05Which is growing faster — ABG or AMZN?
By revenue growth (latest reported year), Amazon.
com, Inc. (AMZN) is pulling ahead at 12. 4% versus 4. 7% for Asbury Automotive Group, Inc. (ABG). On earnings-per-share growth, the picture is similar: Amazon. com, Inc. grew EPS 29. 7% year-over-year, compared to 16. 9% for Asbury Automotive Group, Inc.. Over a 3-year CAGR, AMZN leads at 11. 7% annualised revenue growth. Higher growth typically commands a higher valuation multiple — check whether the premium P/E or P/S is justified by the growth rate using the PEG ratio.
06Which has better profit margins — ABG or AMZN?
Amazon.
com, Inc. (AMZN) is the more profitable company, earning 10. 8% net margin versus 2. 7% for Asbury Automotive Group, Inc. — meaning it keeps 10. 8% of every revenue dollar as bottom-line profit. Operating margin tells a similar story: AMZN leads at 11. 2% versus 5. 6% for ABG. At the gross margin level — before operating expenses — AMZN leads at 50. 3%, reflecting greater pricing power or product mix advantage. Stronger margins indicate durable pricing power, lower cost of revenue, or higher mix of software/services. They are one of the clearest signs of business quality.
07Is ABG or AMZN more undervalued right now?
The PEG ratio (forward P/E divided by expected earnings growth rate) is the most precise measure of undervaluation relative to growth potential.
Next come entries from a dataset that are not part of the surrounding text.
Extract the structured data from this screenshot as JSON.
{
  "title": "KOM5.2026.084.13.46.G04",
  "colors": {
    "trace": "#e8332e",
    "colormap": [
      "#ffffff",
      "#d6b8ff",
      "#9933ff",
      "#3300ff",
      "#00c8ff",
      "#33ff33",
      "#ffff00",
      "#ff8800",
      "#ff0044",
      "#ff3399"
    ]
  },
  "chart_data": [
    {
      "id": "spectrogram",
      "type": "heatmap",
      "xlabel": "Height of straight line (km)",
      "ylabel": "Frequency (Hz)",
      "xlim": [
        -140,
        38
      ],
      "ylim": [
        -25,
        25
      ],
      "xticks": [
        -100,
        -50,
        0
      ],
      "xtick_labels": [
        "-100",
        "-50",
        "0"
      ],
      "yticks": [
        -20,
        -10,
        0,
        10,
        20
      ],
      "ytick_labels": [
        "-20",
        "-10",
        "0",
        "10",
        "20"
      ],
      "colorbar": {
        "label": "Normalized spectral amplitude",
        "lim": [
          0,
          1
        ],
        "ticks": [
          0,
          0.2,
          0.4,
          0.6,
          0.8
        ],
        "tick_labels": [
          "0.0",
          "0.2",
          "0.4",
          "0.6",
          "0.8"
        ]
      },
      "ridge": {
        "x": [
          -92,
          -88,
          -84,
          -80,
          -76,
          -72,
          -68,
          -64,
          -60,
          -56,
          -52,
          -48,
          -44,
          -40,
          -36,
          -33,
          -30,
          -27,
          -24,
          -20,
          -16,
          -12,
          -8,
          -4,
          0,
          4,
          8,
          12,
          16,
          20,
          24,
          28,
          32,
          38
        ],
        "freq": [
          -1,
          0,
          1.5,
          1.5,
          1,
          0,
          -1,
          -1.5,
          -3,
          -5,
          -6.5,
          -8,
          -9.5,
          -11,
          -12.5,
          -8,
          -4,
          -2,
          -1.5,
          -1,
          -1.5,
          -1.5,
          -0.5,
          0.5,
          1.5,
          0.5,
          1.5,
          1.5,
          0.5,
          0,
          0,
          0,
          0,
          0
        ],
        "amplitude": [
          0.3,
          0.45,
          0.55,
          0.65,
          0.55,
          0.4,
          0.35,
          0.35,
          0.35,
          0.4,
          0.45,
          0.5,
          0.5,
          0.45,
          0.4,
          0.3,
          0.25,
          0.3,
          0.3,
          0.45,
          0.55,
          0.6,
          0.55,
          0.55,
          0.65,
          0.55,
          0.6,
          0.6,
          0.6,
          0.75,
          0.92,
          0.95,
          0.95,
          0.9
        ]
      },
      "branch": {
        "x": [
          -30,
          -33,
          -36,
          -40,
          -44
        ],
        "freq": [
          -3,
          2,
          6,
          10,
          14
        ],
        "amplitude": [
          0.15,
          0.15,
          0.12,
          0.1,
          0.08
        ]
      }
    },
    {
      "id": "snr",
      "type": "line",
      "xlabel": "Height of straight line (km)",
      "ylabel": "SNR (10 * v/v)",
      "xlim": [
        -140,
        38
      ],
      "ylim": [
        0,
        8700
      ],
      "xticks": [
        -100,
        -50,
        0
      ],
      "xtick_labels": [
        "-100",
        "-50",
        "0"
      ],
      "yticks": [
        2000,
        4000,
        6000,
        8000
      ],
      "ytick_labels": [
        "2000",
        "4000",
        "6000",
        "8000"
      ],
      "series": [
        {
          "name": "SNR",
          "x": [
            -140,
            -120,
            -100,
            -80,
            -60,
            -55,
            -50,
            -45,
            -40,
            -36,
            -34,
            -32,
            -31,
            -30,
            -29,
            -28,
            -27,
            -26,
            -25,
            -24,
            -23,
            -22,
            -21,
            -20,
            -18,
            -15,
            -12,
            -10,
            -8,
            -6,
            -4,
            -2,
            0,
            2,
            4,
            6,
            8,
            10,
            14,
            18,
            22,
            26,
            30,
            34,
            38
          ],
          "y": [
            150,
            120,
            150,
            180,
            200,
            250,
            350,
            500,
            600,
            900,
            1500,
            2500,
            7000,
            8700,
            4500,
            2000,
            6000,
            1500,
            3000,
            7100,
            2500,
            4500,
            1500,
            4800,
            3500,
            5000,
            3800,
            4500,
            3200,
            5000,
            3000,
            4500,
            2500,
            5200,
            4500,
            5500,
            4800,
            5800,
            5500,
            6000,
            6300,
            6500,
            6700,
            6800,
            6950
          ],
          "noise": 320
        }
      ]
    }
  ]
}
By this metric, Asbury Automotive Group, Inc. (ABG) is the more undervalued stock at a PEG of 0. 55x versus Amazon. com, Inc. 's 1. 26x. A PEG below 1. 0 is traditionally considered the threshold for growth-adjusted undervaluation. On forward earnings alone, Asbury Automotive Group, Inc. (ABG) trades at 7. 6x forward P/E versus 35. 3x for Amazon. com, Inc. — 27. 7x cheaper on a one-year earnings basis. Analyst consensus price targets imply the most upside for ABG: 20. 4% to $238. 00.
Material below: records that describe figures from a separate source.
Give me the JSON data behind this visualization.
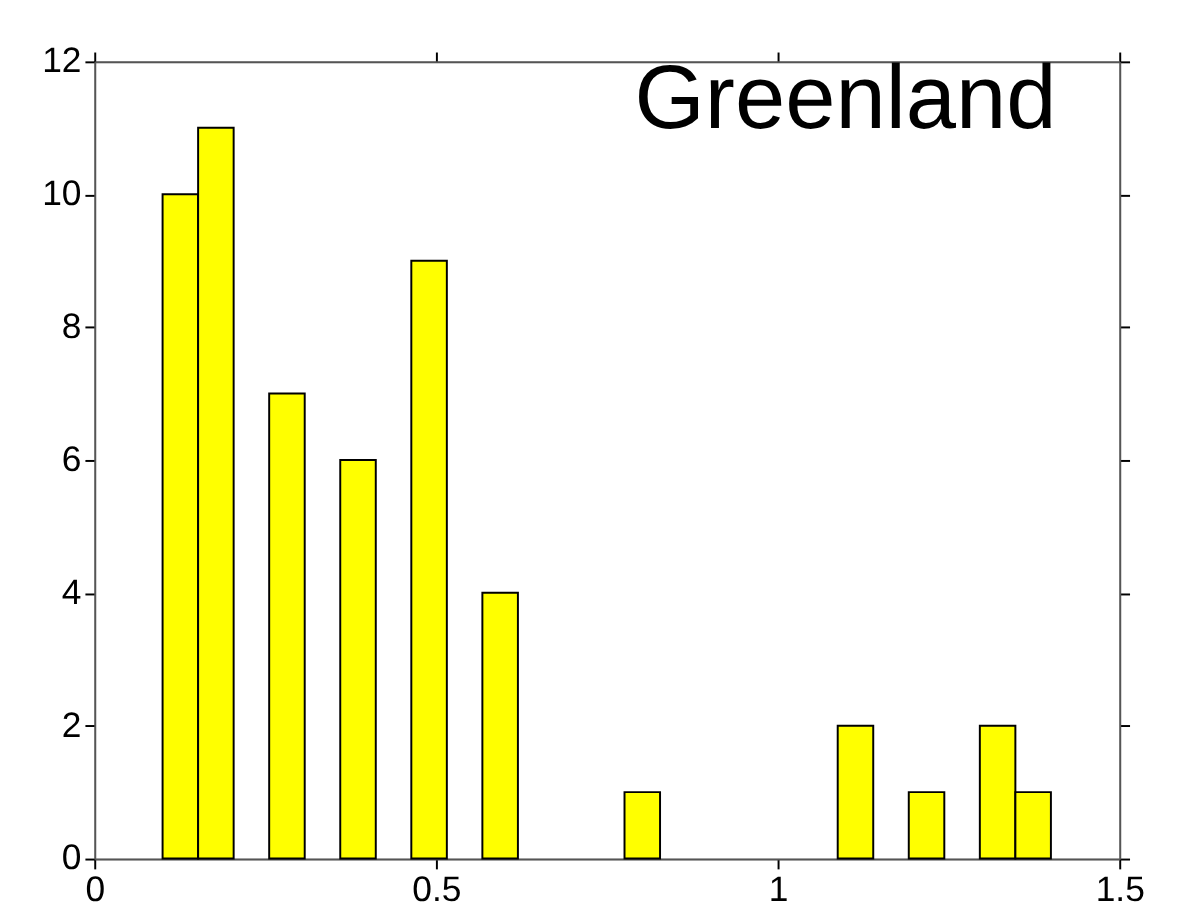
{
  "chart_data": {
    "type": "histogram",
    "bins": [
      0.1,
      0.152,
      0.204,
      0.256,
      0.308,
      0.36,
      0.412,
      0.464,
      0.516,
      0.568,
      0.62,
      0.672,
      0.724,
      0.776,
      0.828,
      0.88,
      0.932,
      0.984,
      1.036,
      1.088,
      1.14,
      1.192,
      1.244,
      1.296,
      1.348,
      1.4
    ],
    "values": [
      10,
      11,
      0,
      7,
      0,
      6,
      0,
      9,
      0,
      4,
      0,
      0,
      0,
      1,
      0,
      0,
      0,
      0,
      0,
      2,
      0,
      1,
      0,
      2,
      1
    ],
    "color": "#ffff00",
    "annotations": [
      "Greenland"
    ],
    "xlim": [
      0,
      1.5
    ],
    "xticks": [
      0,
      0.5,
      1,
      1.5
    ],
    "ylim": [
      0,
      12
    ],
    "yticks": [
      0,
      2,
      4,
      6,
      8,
      10,
      12
    ],
    "grid": false
  }
}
08Which pays a better dividend — ABG or AMZN?
None of the stocks in this comparison currently pay a material dividend.
All are effectively zero-yield and should be held for capital appreciation rather than income.
09Is ABG or AMZN better for a retirement portfolio?
For long-horizon retirement investors, Asbury Automotive Group, Inc.
(ABG) is the stronger choice — it scores higher on the combination of lower volatility, dividend reliability, and long-term compounding (low volatility (β 1. 04), +251. 9% 10Y return). Amazon. com, Inc. (AMZN) carries a higher beta of 1. 51 — meaning larger drawdowns in market downturns, which matters significantly when you cannot wait years for a recovery. Both have compounded well over 10 years (ABG: +251. 9%, AMZN: +715. 9%), confirming both are viable long-term holds — but the lower-volatility option typically results in less emotional selling during corrections. Retirement portfolios generally favour predictability over maximum returns. Consult a financial advisor before making allocation decisions.
10What are the main differences between ABG and AMZN?
Both stocks operate in the Consumer Cyclical sector, making this a peer-level intra-sector comparison — the same macro tailwinds and headwinds will affect both.
In terms of investment character: ABG is a small-cap deep-value stock; AMZN is a mega-cap quality compounder stock. These fundamental differences mean investors should not choose between them on a single metric — the "better stock" depends entirely on which of these characteristics aligns with your investment strategy.